One person wrote me that she had a pulled quad muscle and took a few days off and thought it felt better so she wanted to know if it was ok to get her long run in.
While every body is different – I can assure you that the day your body feels better is not the day that it is healed. If you have a pulled muscle or other acute injury, you need to take some downtime, heal it with massage, good nutrition (Protein, fruits, vegetables), water, stretching, foam roller, sleep and low stress. (or whatever the best way to treat your injury is). Once it starts feeling better, I’d advise to still give it at least a few days. Perhaps take a few slow, small runs but remember that just because it feels better doesn’t mean it is.

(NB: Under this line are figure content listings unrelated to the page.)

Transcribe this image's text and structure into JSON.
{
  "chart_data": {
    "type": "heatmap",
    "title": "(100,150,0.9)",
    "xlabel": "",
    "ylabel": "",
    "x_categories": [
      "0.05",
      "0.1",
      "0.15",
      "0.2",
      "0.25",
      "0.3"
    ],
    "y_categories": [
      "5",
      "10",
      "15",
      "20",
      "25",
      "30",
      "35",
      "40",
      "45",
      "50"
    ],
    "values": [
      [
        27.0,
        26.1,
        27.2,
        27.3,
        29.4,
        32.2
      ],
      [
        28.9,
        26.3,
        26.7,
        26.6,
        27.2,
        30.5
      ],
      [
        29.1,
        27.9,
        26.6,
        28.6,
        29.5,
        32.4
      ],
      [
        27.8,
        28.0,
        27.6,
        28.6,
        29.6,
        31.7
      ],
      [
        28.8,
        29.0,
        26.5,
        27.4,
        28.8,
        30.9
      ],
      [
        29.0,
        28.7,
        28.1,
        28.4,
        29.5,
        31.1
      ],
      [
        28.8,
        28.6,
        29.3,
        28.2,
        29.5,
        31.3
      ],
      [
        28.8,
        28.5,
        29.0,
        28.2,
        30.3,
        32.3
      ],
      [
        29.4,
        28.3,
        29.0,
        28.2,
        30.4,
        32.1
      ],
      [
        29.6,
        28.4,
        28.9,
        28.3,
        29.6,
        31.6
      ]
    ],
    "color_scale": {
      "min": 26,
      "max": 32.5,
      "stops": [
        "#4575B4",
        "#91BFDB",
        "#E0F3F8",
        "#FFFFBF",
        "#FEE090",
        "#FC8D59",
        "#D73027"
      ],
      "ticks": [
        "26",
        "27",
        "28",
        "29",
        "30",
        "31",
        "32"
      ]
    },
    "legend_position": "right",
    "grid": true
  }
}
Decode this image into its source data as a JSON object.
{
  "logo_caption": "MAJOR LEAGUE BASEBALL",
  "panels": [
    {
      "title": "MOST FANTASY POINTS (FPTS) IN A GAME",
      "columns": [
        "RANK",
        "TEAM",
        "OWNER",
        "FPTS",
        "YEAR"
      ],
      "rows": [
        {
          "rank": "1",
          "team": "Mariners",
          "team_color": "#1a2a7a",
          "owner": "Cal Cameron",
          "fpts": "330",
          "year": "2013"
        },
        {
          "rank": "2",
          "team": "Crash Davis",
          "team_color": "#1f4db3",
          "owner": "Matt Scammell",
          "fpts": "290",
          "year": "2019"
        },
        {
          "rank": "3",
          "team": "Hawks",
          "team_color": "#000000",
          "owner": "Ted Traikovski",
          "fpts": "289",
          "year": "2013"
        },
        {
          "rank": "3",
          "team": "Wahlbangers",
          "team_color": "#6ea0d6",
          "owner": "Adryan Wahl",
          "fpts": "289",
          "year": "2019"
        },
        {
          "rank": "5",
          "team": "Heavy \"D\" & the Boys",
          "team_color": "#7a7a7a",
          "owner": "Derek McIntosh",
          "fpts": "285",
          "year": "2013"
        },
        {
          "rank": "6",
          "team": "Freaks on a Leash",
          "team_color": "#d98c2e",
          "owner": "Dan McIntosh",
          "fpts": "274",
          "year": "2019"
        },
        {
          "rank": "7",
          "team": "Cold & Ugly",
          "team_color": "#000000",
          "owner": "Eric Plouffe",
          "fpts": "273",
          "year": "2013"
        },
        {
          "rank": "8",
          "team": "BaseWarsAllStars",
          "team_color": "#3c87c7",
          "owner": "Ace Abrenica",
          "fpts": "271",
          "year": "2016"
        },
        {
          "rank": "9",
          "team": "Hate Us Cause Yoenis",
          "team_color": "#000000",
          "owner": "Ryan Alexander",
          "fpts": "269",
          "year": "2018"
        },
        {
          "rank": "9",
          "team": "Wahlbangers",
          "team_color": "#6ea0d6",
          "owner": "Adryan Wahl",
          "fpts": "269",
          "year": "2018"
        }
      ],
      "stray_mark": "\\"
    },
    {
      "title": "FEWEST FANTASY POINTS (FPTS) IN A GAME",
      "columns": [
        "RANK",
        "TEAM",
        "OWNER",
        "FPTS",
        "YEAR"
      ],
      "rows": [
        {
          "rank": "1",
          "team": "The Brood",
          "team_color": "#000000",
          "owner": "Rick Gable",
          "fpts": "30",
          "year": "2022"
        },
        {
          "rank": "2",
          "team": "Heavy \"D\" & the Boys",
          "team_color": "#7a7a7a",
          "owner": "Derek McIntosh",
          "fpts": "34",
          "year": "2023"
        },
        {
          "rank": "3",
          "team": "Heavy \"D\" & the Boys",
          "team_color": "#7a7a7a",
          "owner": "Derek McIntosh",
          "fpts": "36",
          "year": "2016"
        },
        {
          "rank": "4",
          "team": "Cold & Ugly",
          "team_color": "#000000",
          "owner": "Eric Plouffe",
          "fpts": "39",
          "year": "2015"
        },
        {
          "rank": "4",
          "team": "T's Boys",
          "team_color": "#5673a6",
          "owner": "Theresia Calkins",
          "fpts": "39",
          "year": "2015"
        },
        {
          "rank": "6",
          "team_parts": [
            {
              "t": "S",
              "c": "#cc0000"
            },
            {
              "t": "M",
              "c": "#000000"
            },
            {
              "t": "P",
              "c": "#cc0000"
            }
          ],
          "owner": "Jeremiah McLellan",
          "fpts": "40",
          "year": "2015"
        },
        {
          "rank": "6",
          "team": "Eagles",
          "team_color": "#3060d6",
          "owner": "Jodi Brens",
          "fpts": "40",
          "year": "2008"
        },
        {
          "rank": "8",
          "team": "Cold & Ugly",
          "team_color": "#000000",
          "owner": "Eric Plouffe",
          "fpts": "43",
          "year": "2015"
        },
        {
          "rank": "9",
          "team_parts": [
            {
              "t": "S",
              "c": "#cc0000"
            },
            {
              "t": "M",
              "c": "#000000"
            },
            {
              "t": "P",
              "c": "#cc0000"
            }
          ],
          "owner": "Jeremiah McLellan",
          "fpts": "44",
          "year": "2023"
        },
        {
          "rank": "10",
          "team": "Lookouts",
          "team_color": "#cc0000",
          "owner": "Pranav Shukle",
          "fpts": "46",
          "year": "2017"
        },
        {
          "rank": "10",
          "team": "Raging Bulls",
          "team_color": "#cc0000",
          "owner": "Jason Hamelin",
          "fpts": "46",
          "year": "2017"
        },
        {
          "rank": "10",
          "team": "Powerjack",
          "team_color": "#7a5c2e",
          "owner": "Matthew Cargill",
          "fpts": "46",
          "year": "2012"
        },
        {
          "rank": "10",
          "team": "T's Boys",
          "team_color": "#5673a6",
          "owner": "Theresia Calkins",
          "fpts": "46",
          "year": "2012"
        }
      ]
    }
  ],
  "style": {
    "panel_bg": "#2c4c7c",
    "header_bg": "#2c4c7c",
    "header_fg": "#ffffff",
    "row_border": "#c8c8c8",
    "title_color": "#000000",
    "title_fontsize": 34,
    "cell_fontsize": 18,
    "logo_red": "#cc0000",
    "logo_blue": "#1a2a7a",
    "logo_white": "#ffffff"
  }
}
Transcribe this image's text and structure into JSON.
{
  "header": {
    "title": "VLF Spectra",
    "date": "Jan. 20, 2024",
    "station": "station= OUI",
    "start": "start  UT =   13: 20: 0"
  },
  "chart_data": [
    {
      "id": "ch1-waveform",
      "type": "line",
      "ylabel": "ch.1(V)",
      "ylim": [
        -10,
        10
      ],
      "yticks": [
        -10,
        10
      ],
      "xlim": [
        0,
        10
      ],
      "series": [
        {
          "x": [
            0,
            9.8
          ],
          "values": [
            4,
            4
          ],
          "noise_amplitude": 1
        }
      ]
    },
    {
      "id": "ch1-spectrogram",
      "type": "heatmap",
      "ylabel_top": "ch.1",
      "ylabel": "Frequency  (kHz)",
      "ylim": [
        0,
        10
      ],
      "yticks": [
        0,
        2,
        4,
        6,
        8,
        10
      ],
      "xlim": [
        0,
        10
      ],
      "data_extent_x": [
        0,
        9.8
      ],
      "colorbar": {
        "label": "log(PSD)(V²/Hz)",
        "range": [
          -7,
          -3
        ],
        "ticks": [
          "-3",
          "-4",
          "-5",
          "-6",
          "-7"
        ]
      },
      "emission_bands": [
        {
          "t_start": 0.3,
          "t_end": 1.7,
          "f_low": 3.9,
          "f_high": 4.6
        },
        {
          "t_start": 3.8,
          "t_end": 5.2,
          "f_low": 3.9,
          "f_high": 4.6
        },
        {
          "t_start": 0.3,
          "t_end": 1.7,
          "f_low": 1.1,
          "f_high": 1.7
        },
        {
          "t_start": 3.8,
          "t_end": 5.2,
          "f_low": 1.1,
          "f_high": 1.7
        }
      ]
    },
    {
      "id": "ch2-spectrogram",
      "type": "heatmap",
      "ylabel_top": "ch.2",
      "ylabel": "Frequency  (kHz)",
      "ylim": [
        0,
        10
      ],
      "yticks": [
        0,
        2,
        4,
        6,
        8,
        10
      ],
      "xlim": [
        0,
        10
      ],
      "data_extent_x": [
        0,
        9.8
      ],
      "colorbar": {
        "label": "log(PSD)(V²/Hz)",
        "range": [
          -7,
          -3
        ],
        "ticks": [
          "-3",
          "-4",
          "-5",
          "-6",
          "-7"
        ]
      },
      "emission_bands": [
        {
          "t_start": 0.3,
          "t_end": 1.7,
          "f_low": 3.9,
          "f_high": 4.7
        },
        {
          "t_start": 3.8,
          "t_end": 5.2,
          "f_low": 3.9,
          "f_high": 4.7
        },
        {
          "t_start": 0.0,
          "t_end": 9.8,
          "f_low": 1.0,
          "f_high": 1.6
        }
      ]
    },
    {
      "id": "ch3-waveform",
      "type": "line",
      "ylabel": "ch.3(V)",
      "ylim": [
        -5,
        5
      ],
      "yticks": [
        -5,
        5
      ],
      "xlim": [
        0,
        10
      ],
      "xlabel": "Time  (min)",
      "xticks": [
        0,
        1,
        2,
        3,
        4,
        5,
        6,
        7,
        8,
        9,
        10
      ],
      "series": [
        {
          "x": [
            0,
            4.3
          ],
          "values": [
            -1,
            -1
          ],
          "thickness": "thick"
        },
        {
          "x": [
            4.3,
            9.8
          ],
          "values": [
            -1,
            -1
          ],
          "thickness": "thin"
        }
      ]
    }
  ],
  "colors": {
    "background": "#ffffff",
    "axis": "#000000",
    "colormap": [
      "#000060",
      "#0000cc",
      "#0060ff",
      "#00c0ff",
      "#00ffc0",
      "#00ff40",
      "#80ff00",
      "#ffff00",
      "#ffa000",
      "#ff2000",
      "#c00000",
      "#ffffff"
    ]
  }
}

Consider when a boat gets a crack in it and someone fills that crack with sealant. Despite the fact that in a few hours it appears dry, they advise to wait several days for the sealant to set. You wouldn’t dare take your boat out that day, even if the sealant looks dry on the outside, would you? It’s the same concept here. It takes longer to heal on the inner most part of the muscle and cellular level – so be gentle, be kind and take care of your body, so it can take care of you.
Every injury needs to be treated differently, and each person may have a different approach and timeline to healing, but remember that when something doesn’t feel right – it is your body telling you to slow down and take care of it. I’d rather see you cross the finish line with a slightly slower time than you hoped, than not cross the finish line at all – so take care of your body and listen to it!